AR : J’avais mon idée. Le casting que vous avez là, c’est l’idée que j’avais, donc je touche du bois, j’ai été chanceux. Cela faisait longtemps que je voulais travailler avec Guy Jodoin, qui est un ami depuis toujours. Donc je l’ai rapidement contacté pour savoir s’il embarquait. Mon défi avec cette troupe-là – vous pouvez tous les nommer – c’est l’agenda. Alors, quand j’appelais, je me croisais les doigts, pas sur « le texte va-t-il l’intéresser ? », mais sur l’agenda. Donc, quand l’agenda disait oui, et je produis ce show avec mon associé, j’ai pu manœuvrer l’agenda, pour que ça marche avec cette troupe-là.
CB : Maintenant, je m’intéresse à vous. Pour vos mises en scène, vous vous intéressez beaucoup au registre comique. Est-ce vous aimeriez aller toucher un autre registre ?
AR : J’aimerais ça, il faudrait que je le provoque en fait. Avec ma compagnie (Monarque Productions, NDLR), on a décidé d’être dans un marché d’humour, mais un jour, on pourrait bifurquer sur autre chose. Par contre, ce n’est pas parce que c’est drôle, que l’on ne peut pas aller dans le tragique. Quand Bernard fait sa crise par rapport à sa haie, on le fait dans la tragédie pour vrai, dans la vérité. S’il y a des larmes, il y aura des larmes. J’ai même mis un cue musical pour soutenir la tragédie, ce qui est encore plus comique. Cette dichotomie enrichit le comique ou la tragédie. Même chose pour sa crise cardiaque, pour laquelle il y aura un soutien sonore tragique, alors que tout le monde dit des bêtises autour, sur la crise cardiaque. J’aime ça, j’aime ces affaires-là. Je ne suis pas en manque de drame, car je le construis sur des choses fines.
CB : Dans la dernière de votre émission La Revue culturelle de 2019, vous parliez de création. Aimeriez-vous être dans la création ? Mettre en scène quelque chose que vous auriez écrit ? Et de jouer dedans ?

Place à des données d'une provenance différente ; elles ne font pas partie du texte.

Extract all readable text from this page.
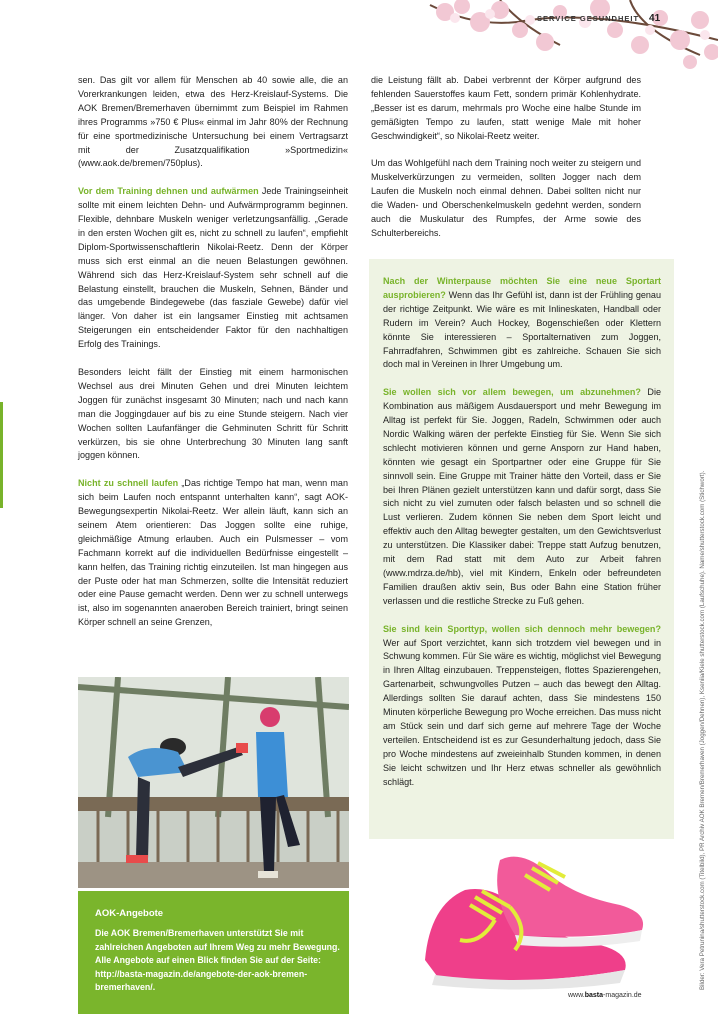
SERVICE GESUNDHEIT 41

sen. Das gilt vor allem für Menschen ab 40 sowie alle, die an Vorerkrankungen leiden, etwa des Herz-Kreislauf-Systems. Die AOK Bremen/Bremerhaven übernimmt zum Beispiel im Rahmen ihres Programms »750 € Plus« einmal im Jahr 80% der Rechnung für eine sportmedizinische Untersuchung bei einem Vertragsarzt mit der Zusatzqualifikation »Sportmedizin« (www.aok.de/bremen/750plus).

Vor dem Training dehnen und aufwärmen Jede Trainingseinheit sollte mit einem leichten Dehn- und Aufwärmprogramm beginnen. Flexible, dehnbare Muskeln weniger verletzungsanfällig. „Gerade in den ersten Wochen gilt es, nicht zu schnell zu laufen“, empfiehlt Diplom-Sportwissenschaftlerin Nikolai-Reetz. Denn der Körper muss sich erst einmal an die neuen Belastungen gewöhnen. Während sich das Herz-Kreislauf-System sehr schnell auf die Belastung einstellt, brauchen die Muskeln, Sehnen, Bänder und das umgebende Bindegewebe (das fasziale Gewebe) dafür viel länger. Von daher ist ein langsamer Einstieg mit achtsamen Steigerungen ein entscheidender Faktor für den nachhaltigen Erfolg des Trainings.

Besonders leicht fällt der Einstieg mit einem harmonischen Wechsel aus drei Minuten Gehen und drei Minuten leichtem Joggen für zunächst insgesamt 30 Minuten; nach und nach kann man die Joggingdauer auf bis zu eine Stunde steigern. Nach vier Wochen sollten Laufanfänger die Gehminuten Schritt für Schritt verkürzen, bis sie ohne Unterbrechung 30 Minuten lang sanft joggen können.

Nicht zu schnell laufen „Das richtige Tempo hat man, wenn man sich beim Laufen noch entspannt unterhalten kann“, sagt AOK-Bewegungsexpertin Nikolai-Reetz. Wer allein läuft, kann sich an seinem Atem orientieren: Das Joggen sollte eine ruhige, gleichmäßige Atmung erlauben. Auch ein Pulsmesser – vom Fachmann korrekt auf die individuellen Bedürfnisse eingestellt – kann helfen, das Training richtig einzuteilen. Ist man hingegen aus der Puste oder hat man Schmerzen, sollte die Intensität reduziert oder eine Pause gemacht werden. Denn wer zu schnell unterwegs ist, also im sogenannten anaeroben Bereich trainiert, bringt seinen Körper schnell an seine Grenzen,

die Leistung fällt ab. Dabei verbrennt der Körper aufgrund des fehlenden Sauerstoffes kaum Fett, sondern primär Kohlenhydrate. „Besser ist es darum, mehrmals pro Woche eine halbe Stunde im gemäßigten Tempo zu laufen, statt wenige Male mit hoher Geschwindigkeit“, so Nikolai-Reetz weiter.

Um das Wohlgefühl nach dem Training noch weiter zu steigern und Muskelverkürzungen zu vermeiden, sollten Jogger nach dem Laufen die Muskeln noch einmal dehnen. Dabei sollten nicht nur die Waden- und Oberschenkelmuskeln gedehnt werden, sondern auch die Muskulatur des Rumpfes, der Arme sowie des Schulterbereichs.

Nach der Winterpause möchten Sie eine neue Sportart ausprobieren? Wenn das Ihr Gefühl ist, dann ist der Frühling genau der richtige Zeitpunkt. Wie wäre es mit Inlineskaten, Handball oder Rudern im Verein? Auch Hockey, Bogenschießen oder Klettern könnte Sie interessieren – Sportalternativen zum Joggen, Fahrradfahren, Schwimmen gibt es zahlreiche. Schauen Sie sich doch mal in Vereinen in Ihrer Umgebung um.

Sie wollen sich vor allem bewegen, um abzunehmen? Die Kombination aus mäßigem Ausdauersport und mehr Bewegung im Alltag ist perfekt für Sie. Joggen, Radeln, Schwimmen oder auch Nordic Walking wären der perfekte Einstieg für Sie. Wenn Sie sich schlecht motivieren können und gerne Ansporn zur Hand haben, könnten wie gesagt ein Sportpartner oder eine Gruppe für Sie sinnvoll sein. Eine Gruppe mit Trainer hätte den Vorteil, dass er Sie bei Ihren Plänen gezielt unterstützen kann und dafür sorgt, dass Sie sich nicht zu viel zumuten oder falsch belasten und so schnell die Lust verlieren. Zudem können Sie neben dem Sport leicht und effektiv auch den Alltag bewegter gestalten, um den Gewichtsverlust zu unterstützen. Die Klassiker dabei: Treppe statt Aufzug benutzen, mit dem Rad statt mit dem Auto zur Arbeit fahren (www.mdrza.de/hb), viel mit Kindern, Enkeln oder befreundeten Familien draußen aktiv sein, Bus oder Bahn eine Station früher verlassen und die restliche Strecke zu Fuß gehen.

Sie sind kein Sporttyp, wollen sich dennoch mehr bewegen? Wer auf Sport verzichtet, kann sich trotzdem viel bewegen und in Schwung kommen. Für Sie wäre es wichtig, möglichst viel Bewegung in Ihren Alltag einzubauen. Treppensteigen, flottes Spazierengehen, Gartenarbeit, schwungvolles Putzen – auch das bewegt den Alltag. Allerdings sollten Sie darauf achten, dass Sie mindestens 150 Minuten körperliche Bewegung pro Woche erreichen. Das muss nicht am Stück sein und darf sich gerne auf mehrere Tage der Woche verteilen. Entscheidend ist es zur Gesunderhaltung jedoch, dass Sie pro Woche mindestens auf zweieinhalb Stunden kommen, in denen Sie leicht schwitzen und Ihr Herz etwas schneller als gewöhnlich schlägt.

AOK-Angebote
Die AOK Bremen/Bremerhaven unterstützt Sie mit zahlreichen Angeboten auf Ihrem Weg zu mehr Bewegung. Alle Angebote auf einen Blick finden Sie auf der Seite: http://basta-magazin.de/angebote-der-aok-bremen-bremerhaven/.
www.basta-magazin.de
Bilder: Vera Petrunina/shutterstock.com (Titelbild), PR Archiv AOK Bremen/Bremerhaven (Joggen/Dehnen), Kseniia/Kiele shutterstock.com (Laufschuhe). Name/shutterstock.com (Stichwort).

AR : J’ai de la misère à jouer et faire la mise en scène. Les deux ne sont pas bons, je néglige les deux. J’ai dirigé un show dans lequel je jouais, et j’étais à côté de mes pompes. Donc, j’ai mis une croix là-dessus. J’interviens pas mal quand je joue, mais je laisse le metteur en scène avec son projet. Je suis un gars à idées, mais je sais prendre ma place quand je ne suis qu’un acteur. J’aurais le fantasme de jouer, juste jouer… pour ce qui est de l’écriture, ça, ça m’attire. Mais je suis un bon lecteur, script-éditeur, je peux travailler un texte, l’affiner, ajouter des blagues, mais je n’ai jamais écrit à partir d’une page blanche. J’ai écrit à quatre mains, mais jamais seul. Faudrait que je le fasse… je dirige beaucoup de créations, mais dans l’ordre du lecteur. Faudrait que je me lance. Des fois, je me dis « ça, j’aurais dû l’écrire… », mais devant Les Voisins, tu ne touches à rien. J’ai changé une phrase et j’ai appelé tout de suite Claude (Meunier, NDLR) pour lui dire.

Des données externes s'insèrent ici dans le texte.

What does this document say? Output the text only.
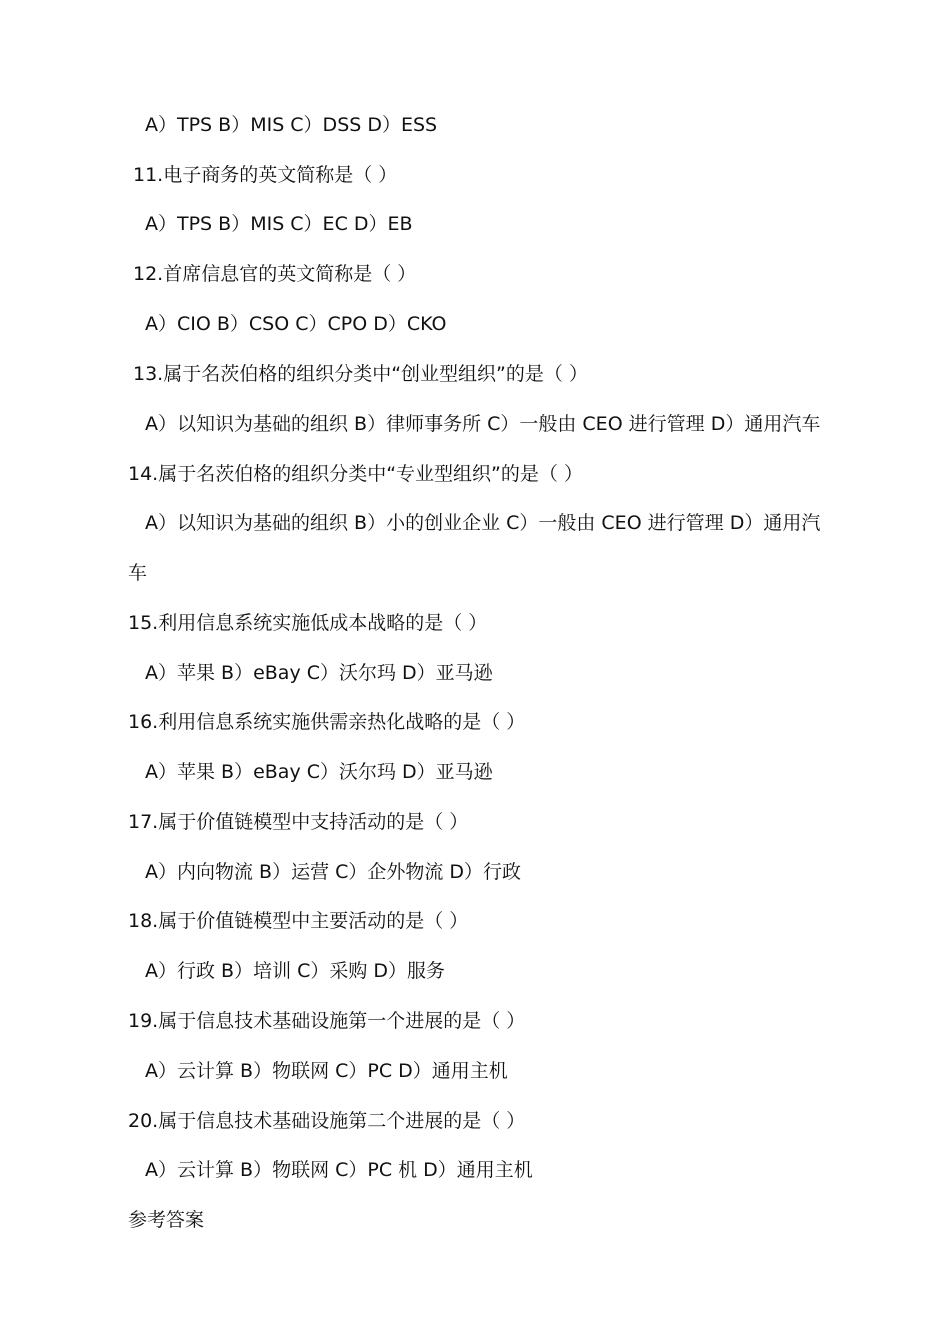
A）TPS B）MIS C）DSS D）ESS
11.电子商务的英文简称是（ ）
A）TPS B）MIS C）EC D）EB
12.首席信息官的英文简称是（ ）
A）CIO B）CSO C）CPO D）CKO
13.属于名茨伯格的组织分类中“创业型组织”的是（ ）
A）以知识为基础的组织 B）律师事务所 C）一般由 CEO 进行管理 D）通用汽车
14.属于名茨伯格的组织分类中“专业型组织”的是（ ）
A）以知识为基础的组织 B）小的创业企业 C）一般由 CEO 进行管理 D）通用汽
车
15.利用信息系统实施低成本战略的是（ ）
A）苹果 B）eBay C）沃尔玛 D）亚马逊
16.利用信息系统实施供需亲热化战略的是（ ）
A）苹果 B）eBay C）沃尔玛 D）亚马逊
17.属于价值链模型中支持活动的是（ ）
A）内向物流 B）运营 C）企外物流 D）行政
18.属于价值链模型中主要活动的是（ ）
A）行政 B）培训 C）采购 D）服务
19.属于信息技术基础设施第一个进展的是（ ）
A）云计算 B）物联网 C）PC D）通用主机
20.属于信息技术基础设施第二个进展的是（ ）
A）云计算 B）物联网 C）PC 机 D）通用主机
参考答案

CB : Vous avez joué dans Les Voisins, vous l’avez mise en scène. Si vous deviez rejouer dans cette pièce, quel personnage seriez-vous ?
AR : Si j’avais l’âge – et je ne peux pas – ce serait Junior, mais je jouerais aussi volontiers Bernard, à cause de tout ce que l’on vient de se dire – au moins, je suis cohérent ! Georges m’attire aussi, là, je suis dans les hommes, mais je jouerais Jeanine aussi. Mais toujours, la tragédie dans le comique, la vérité. Guy le joue très vrai. Et ça pour moi, c’est un exercice d’acteur : s’inscrire dans un show aussi comique, mais dans cette vérité-là.

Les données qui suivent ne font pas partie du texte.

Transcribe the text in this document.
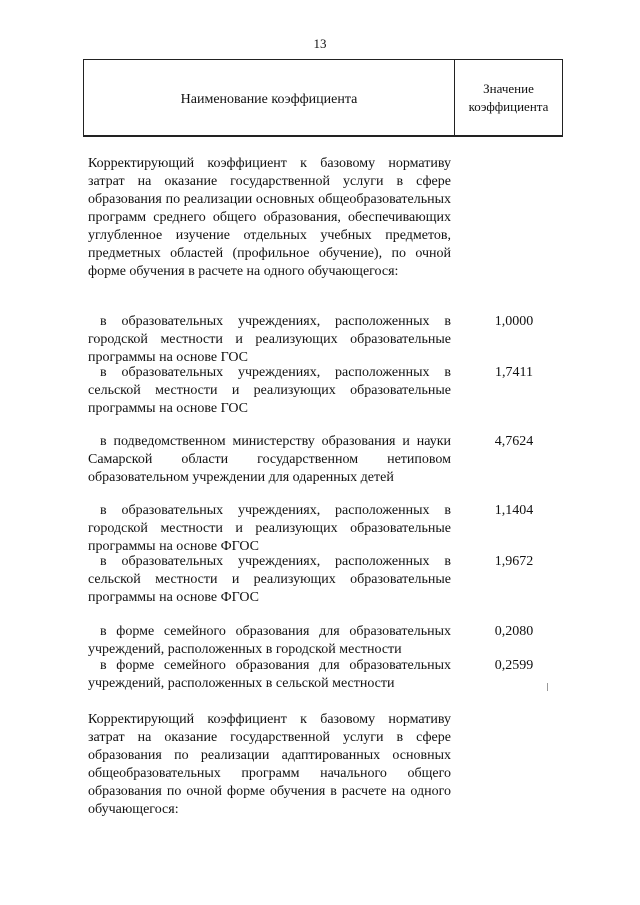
13
Наименование коэффициента
Значение
коэффициента
Корректирующий коэффициент к базовому нормативу затрат на оказание государственной услуги в сфере образования по реализации основных общеобразовательных программ среднего общего образования, обеспечивающих углубленное изучение отдельных учебных предметов, предметных областей (профильное обучение), по очной форме обучения в расчете на одного обучающегося:
в образовательных учреждениях, расположенных в городской местности и реализующих образовательные программы на основе ГОС
1,0000
в образовательных учреждениях, расположенных в сельской местности и реализующих образовательные программы на основе ГОС
1,7411
в подведомственном министерству образования и науки Самарской области государственном нетиповом образовательном учреждении для одаренных детей
4,7624
в образовательных учреждениях, расположенных в городской местности и реализующих образовательные программы на основе ФГОС
1,1404
в образовательных учреждениях, расположенных в сельской местности и реализующих образовательные программы на основе ФГОС
1,9672
в форме семейного образования для образовательных учреждений, расположенных в городской местности
0,2080
в форме семейного образования для образовательных учреждений, расположенных в сельской местности
0,2599
Корректирующий коэффициент к базовому нормативу затрат на оказание государственной услуги в сфере образования по реализации адаптированных основных общеобразовательных программ начального общего образования по очной форме обучения в расчете на одного обучающегося:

Les Voisins sera présenté du 23 au 25 janvier 2020 et du 15 au 16 janvier 2021, au Théâtre Maisonneuve de la Place des Arts.
Une comédie de : Louis Saia et Claude Meunier
Mise en scène : André Robitaille
Mettant en vedette : Guy Jodoin, Marie-Chantal Perron, Jean-Michel Anctil, Brigitte Lafleur, Rémi-Pierre Paquin, Marilyse Bourke, Pier-Luc Funk et Catherine Brunet.